What are the risks, consequences and alternatives associated with having a Cystoscopy and Urethral Dilatation?

Most procedures are straightforward; however as with any surgical procedure there is a chance of side effects or complications.

Serious or frequently occurring risks


  • Mild bleeding or burning on passing urine for a short time after the procedure.


  • Temporary insertion of a catheter (tube passed through the urethra to empty your bladder) after the procedure.
  • Urine infection requiring antibiotics.
  • Finding of cancer or other abnormalities which may require further surgery or treatment.

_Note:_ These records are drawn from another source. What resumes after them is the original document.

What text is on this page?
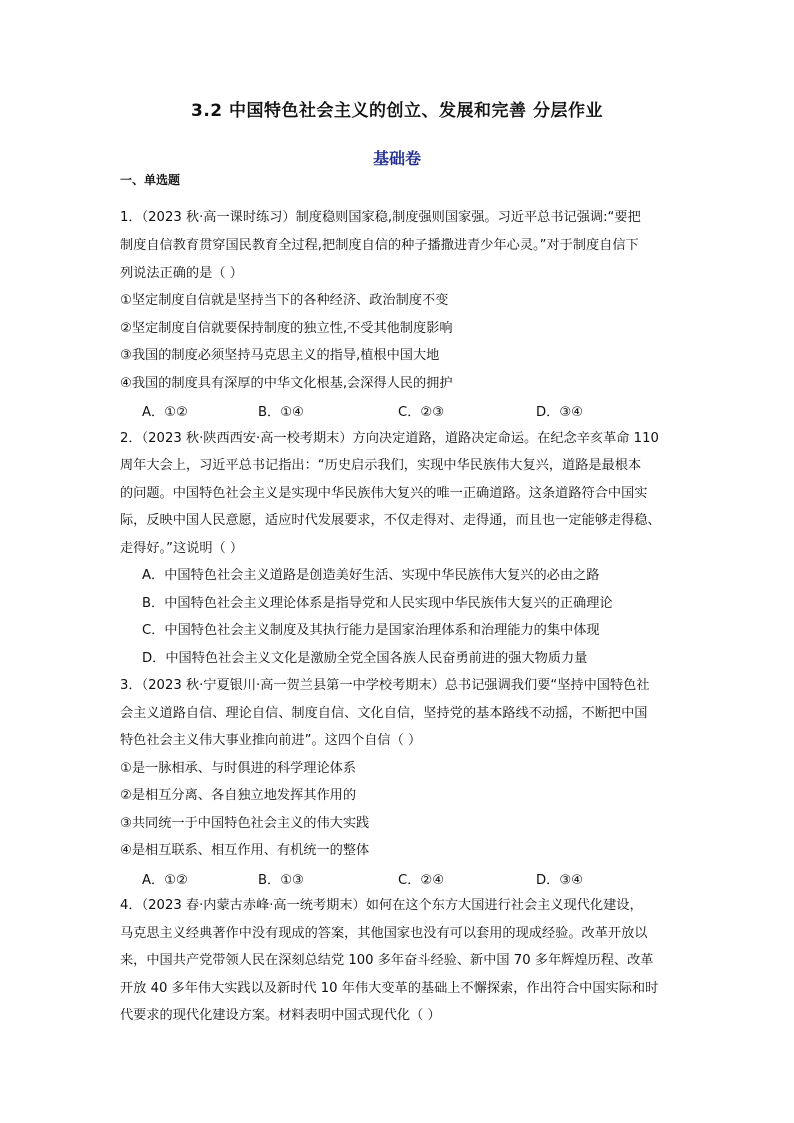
3.2 中国特色社会主义的创立、发展和完善 分层作业
基础卷
一、单选题
1．（2023 秋·高一课时练习）制度稳则国家稳,制度强则国家强。习近平总书记强调:“要把
制度自信教育贯穿国民教育全过程,把制度自信的种子播撒进青少年心灵。”对于制度自信下
列说法正确的是（ ）
①坚定制度自信就是坚持当下的各种经济、政治制度不变
②坚定制度自信就要保持制度的独立性,不受其他制度影响
③我国的制度必须坚持马克思主义的指导,植根中国大地
④我国的制度具有深厚的中华文化根基,会深得人民的拥护
A．①②	B．①④	C．②③	D．③④
2．（2023 秋·陕西西安·高一校考期末）方向决定道路，道路决定命运。在纪念辛亥革命 110
周年大会上，习近平总书记指出：“历史启示我们，实现中华民族伟大复兴，道路是最根本
的问题。中国特色社会主义是实现中华民族伟大复兴的唯一正确道路。这条道路符合中国实
际，反映中国人民意愿，适应时代发展要求，不仅走得对、走得通，而且也一定能够走得稳、
走得好。”这说明（ ）
A．中国特色社会主义道路是创造美好生活、实现中华民族伟大复兴的必由之路
B．中国特色社会主义理论体系是指导党和人民实现中华民族伟大复兴的正确理论
C．中国特色社会主义制度及其执行能力是国家治理体系和治理能力的集中体现
D．中国特色社会主义文化是激励全党全国各族人民奋勇前进的强大物质力量
3．（2023 秋·宁夏银川·高一贺兰县第一中学校考期末）总书记强调我们要“坚持中国特色社
会主义道路自信、理论自信、制度自信、文化自信，坚持党的基本路线不动摇，不断把中国
特色社会主义伟大事业推向前进”。这四个自信（ ）
①是一脉相承、与时俱进的科学理论体系
②是相互分离、各自独立地发挥其作用的
③共同统一于中国特色社会主义的伟大实践
④是相互联系、相互作用、有机统一的整体
A．①②	B．①③	C．②④	D．③④
4．（2023 春·内蒙古赤峰·高一统考期末）如何在这个东方大国进行社会主义现代化建设，
马克思主义经典著作中没有现成的答案，其他国家也没有可以套用的现成经验。改革开放以
来，中国共产党带领人民在深刻总结党 100 多年奋斗经验、新中国 70 多年辉煌历程、改革
开放 40 多年伟大实践以及新时代 10 年伟大变革的基础上不懈探索，作出符合中国实际和时
代要求的现代化建设方案。材料表明中国式现代化（ ）
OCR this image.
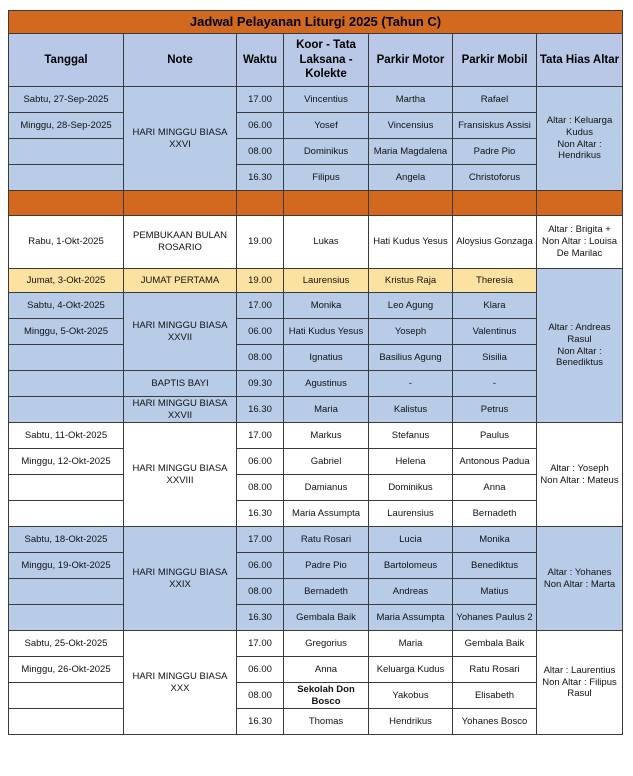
Jadwal Pelayanan Liturgi 2025 (Tahun C)						
Tanggal	Note	Waktu	Koor - Tata Laksana - Kolekte	Parkir Motor	Parkir Mobil	Tata Hias Altar
Sabtu, 27-Sep-2025	HARI MINGGU BIASA XXVI	17.00	Vincentius	Martha	Rafael	Altar : Keluarga Kudus
Non Altar : Hendrikus
Minggu, 28-Sep-2025		06.00	Yosef	Vincensius	Fransiskus Assisi	
		08.00	Dominikus	Maria Magdalena	Padre Pio	
		16.30	Filipus	Angela	Christoforus	

Rabu, 1-Okt-2025	PEMBUKAAN BULAN ROSARIO	19.00	Lukas	Hati Kudus Yesus	Aloysius Gonzaga	Altar : Brigita + Non Altar : Louisa De Marilac
Jumat, 3-Okt-2025	JUMAT PERTAMA	19.00	Laurensius	Kristus Raja	Theresia	Altar : Andreas Rasul
Non Altar : Benediktus
Sabtu, 4-Okt-2025	HARI MINGGU BIASA XXVII	17.00	Monika	Leo Agung	Klara	
Minggu, 5-Okt-2025		06.00	Hati Kudus Yesus	Yoseph	Valentinus	
		08.00	Ignatius	Basilius Agung	Sisilia	
	BAPTIS BAYI	09.30	Agustinus	-	-	
	HARI MINGGU BIASA XXVII	16.30	Maria	Kalistus	Petrus	
Sabtu, 11-Okt-2025	HARI MINGGU BIASA XXVIII	17.00	Markus	Stefanus	Paulus	Altar : Yoseph
Non Altar : Mateus
Minggu, 12-Okt-2025		06.00	Gabriel	Helena	Antonous Padua	
		08.00	Damianus	Dominikus	Anna	
		16.30	Maria Assumpta	Laurensius	Bernadeth	
Sabtu, 18-Okt-2025	HARI MINGGU BIASA XXIX	17.00	Ratu Rosari	Lucia	Monika	Altar : Yohanes
Non Altar : Marta
Minggu, 19-Okt-2025		06.00	Padre Pio	Bartolomeus	Benediktus	
		08.00	Bernadeth	Andreas	Matius	
		16.30	Gembala Baik	Maria Assumpta	Yohanes Paulus 2	
Sabtu, 25-Okt-2025	HARI MINGGU BIASA XXX	17.00	Gregorius	Maria	Gembala Baik	Altar : Laurentius
Non Altar : Filipus Rasul
Minggu, 26-Okt-2025		06.00	Anna	Keluarga Kudus	Ratu Rosari	
		08.00	Sekolah Don Bosco	Yakobus	Elisabeth	
		16.30	Thomas	Hendrikus	Yohanes Bosco	
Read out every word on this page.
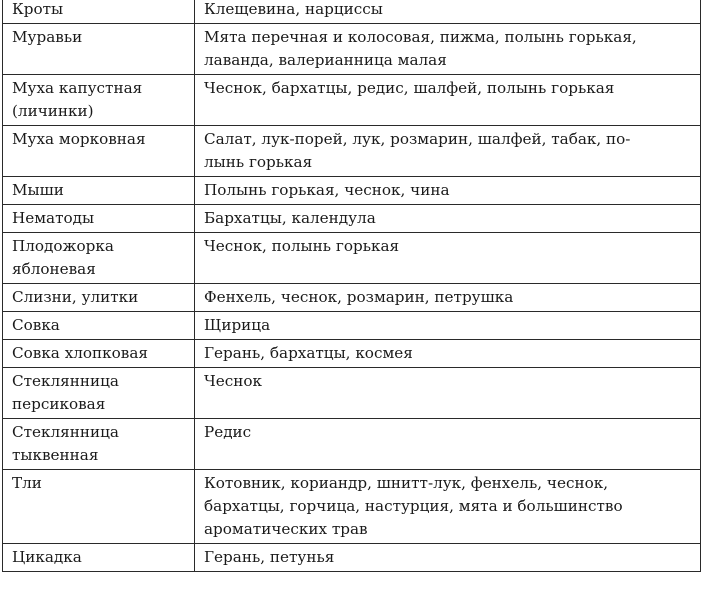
Кроты	Клещевина, нарциссы

Муравьи	Мята перечная и колосовая, пижма, полынь горькая,
лаванда, валерианница малая

Муха капустная
(личинки)	Чеснок, бархатцы, редис, шалфей, полынь горькая

Муха морковная	Салат, лук-порей, лук, розмарин, шалфей, табак, по-
лынь горькая

Мыши	Полынь горькая, чеснок, чина

Нематоды	Бархатцы, календула

Плодожорка
яблоневая	Чеснок, полынь горькая

Слизни, улитки	Фенхель, чеснок, розмарин, петрушка

Совка	Щирица

Совка хлопковая	Герань, бархатцы, космея

Стеклянница
персиковая	Чеснок

Стеклянница
тыквенная	Редис

Тли	Котовник, кориандр, шнитт-лук, фенхель, чеснок,
бархатцы, горчица, настурция, мята и большинство
ароматических трав

Цикадка	Герань, петунья
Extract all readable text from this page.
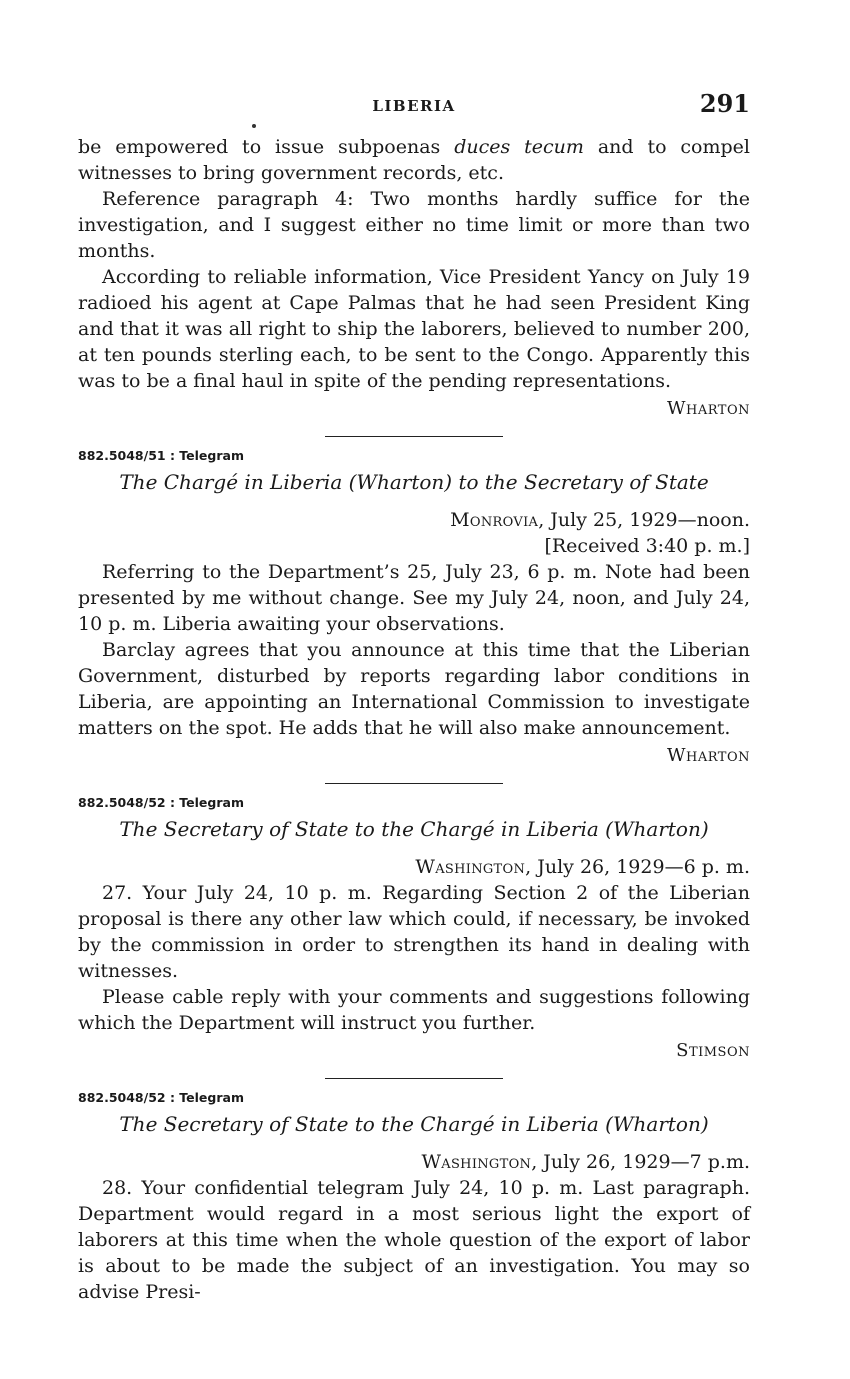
LIBERIA	291

be empowered to issue subpoenas duces tecum and to compel witnesses to bring government records, etc.

Reference paragraph 4: Two months hardly suffice for the investigation, and I suggest either no time limit or more than two months.

According to reliable information, Vice President Yancy on July 19 radioed his agent at Cape Palmas that he had seen President King and that it was all right to ship the laborers, believed to number 200, at ten pounds sterling each, to be sent to the Congo. Apparently this was to be a final haul in spite of the pending representations.

Wharton
882.5048/51 : Telegram
The Chargé in Liberia (Wharton) to the Secretary of State
Monrovia, July 25, 1929—noon.
[Received 3:40 p. m.]

Referring to the Department’s 25, July 23, 6 p. m. Note had been presented by me without change. See my July 24, noon, and July 24, 10 p. m. Liberia awaiting your observations.

Barclay agrees that you announce at this time that the Liberian Government, disturbed by reports regarding labor conditions in Liberia, are appointing an International Commission to investigate matters on the spot. He adds that he will also make announcement.

Wharton
882.5048/52 : Telegram
The Secretary of State to the Chargé in Liberia (Wharton)
Washington, July 26, 1929—6 p. m.

27. Your July 24, 10 p. m. Regarding Section 2 of the Liberian proposal is there any other law which could, if necessary, be invoked by the commission in order to strengthen its hand in dealing with witnesses.

Please cable reply with your comments and suggestions following which the Department will instruct you further.

Stimson
882.5048/52 : Telegram
The Secretary of State to the Chargé in Liberia (Wharton)
Washington, July 26, 1929—7 p.m.

28. Your confidential telegram July 24, 10 p. m. Last paragraph. Department would regard in a most serious light the export of laborers at this time when the whole question of the export of labor is about to be made the subject of an investigation. You may so advise Presi-
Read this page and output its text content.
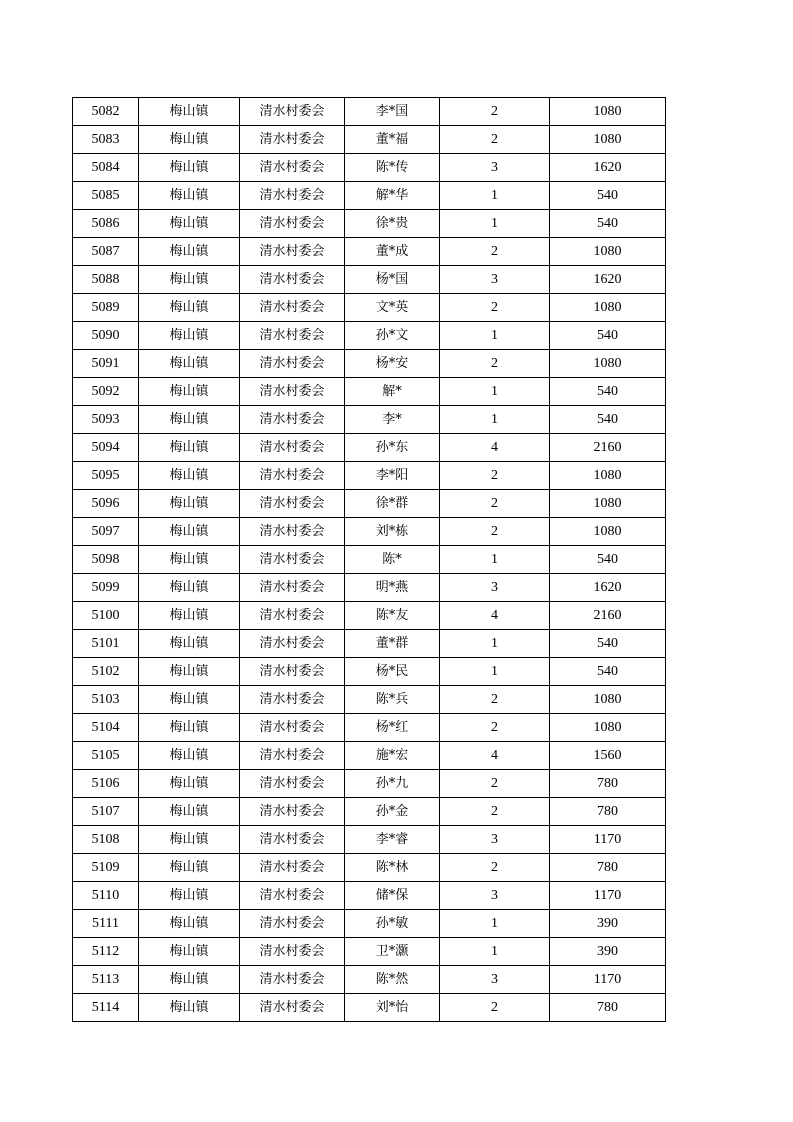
5082	梅山镇	清水村委会	李*国	2	1080
5083	梅山镇	清水村委会	董*福	2	1080
5084	梅山镇	清水村委会	陈*传	3	1620
5085	梅山镇	清水村委会	解*华	1	540
5086	梅山镇	清水村委会	徐*贵	1	540
5087	梅山镇	清水村委会	董*成	2	1080
5088	梅山镇	清水村委会	杨*国	3	1620
5089	梅山镇	清水村委会	文*英	2	1080
5090	梅山镇	清水村委会	孙*文	1	540
5091	梅山镇	清水村委会	杨*安	2	1080
5092	梅山镇	清水村委会	解*	1	540
5093	梅山镇	清水村委会	李*	1	540
5094	梅山镇	清水村委会	孙*东	4	2160
5095	梅山镇	清水村委会	李*阳	2	1080
5096	梅山镇	清水村委会	徐*群	2	1080
5097	梅山镇	清水村委会	刘*栋	2	1080
5098	梅山镇	清水村委会	陈*	1	540
5099	梅山镇	清水村委会	明*燕	3	1620
5100	梅山镇	清水村委会	陈*友	4	2160
5101	梅山镇	清水村委会	董*群	1	540
5102	梅山镇	清水村委会	杨*民	1	540
5103	梅山镇	清水村委会	陈*兵	2	1080
5104	梅山镇	清水村委会	杨*红	2	1080
5105	梅山镇	清水村委会	施*宏	4	1560
5106	梅山镇	清水村委会	孙*九	2	780
5107	梅山镇	清水村委会	孙*金	2	780
5108	梅山镇	清水村委会	李*睿	3	1170
5109	梅山镇	清水村委会	陈*林	2	780
5110	梅山镇	清水村委会	储*保	3	1170
5111	梅山镇	清水村委会	孙*敏	1	390
5112	梅山镇	清水村委会	卫*灏	1	390
5113	梅山镇	清水村委会	陈*然	3	1170
5114	梅山镇	清水村委会	刘*怡	2	780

  • Delayed bleeding requiring removal of clots or further surgery.
  • Injury to urethra causing delayed scar formation (urethral stricture).
  • Very rarely perforation of the bladder requiring temporary insertion of a catheter or open surgical repair.

Alternatives to cystoscopy

Cystoscopy can also be performed under a local anaesthetic using a finer flexible cystoscope for diagnostic purpose but no therapeutic procedures can usually be undertaken with this instrument.


This information is intended as a general educational guide and may not apply to your situation. You must not rely on this information as an alternative to consultation with your urologist or other health professional.

Not all potential complications are listed, and you must talk to your urologist about the complications specific to your situation.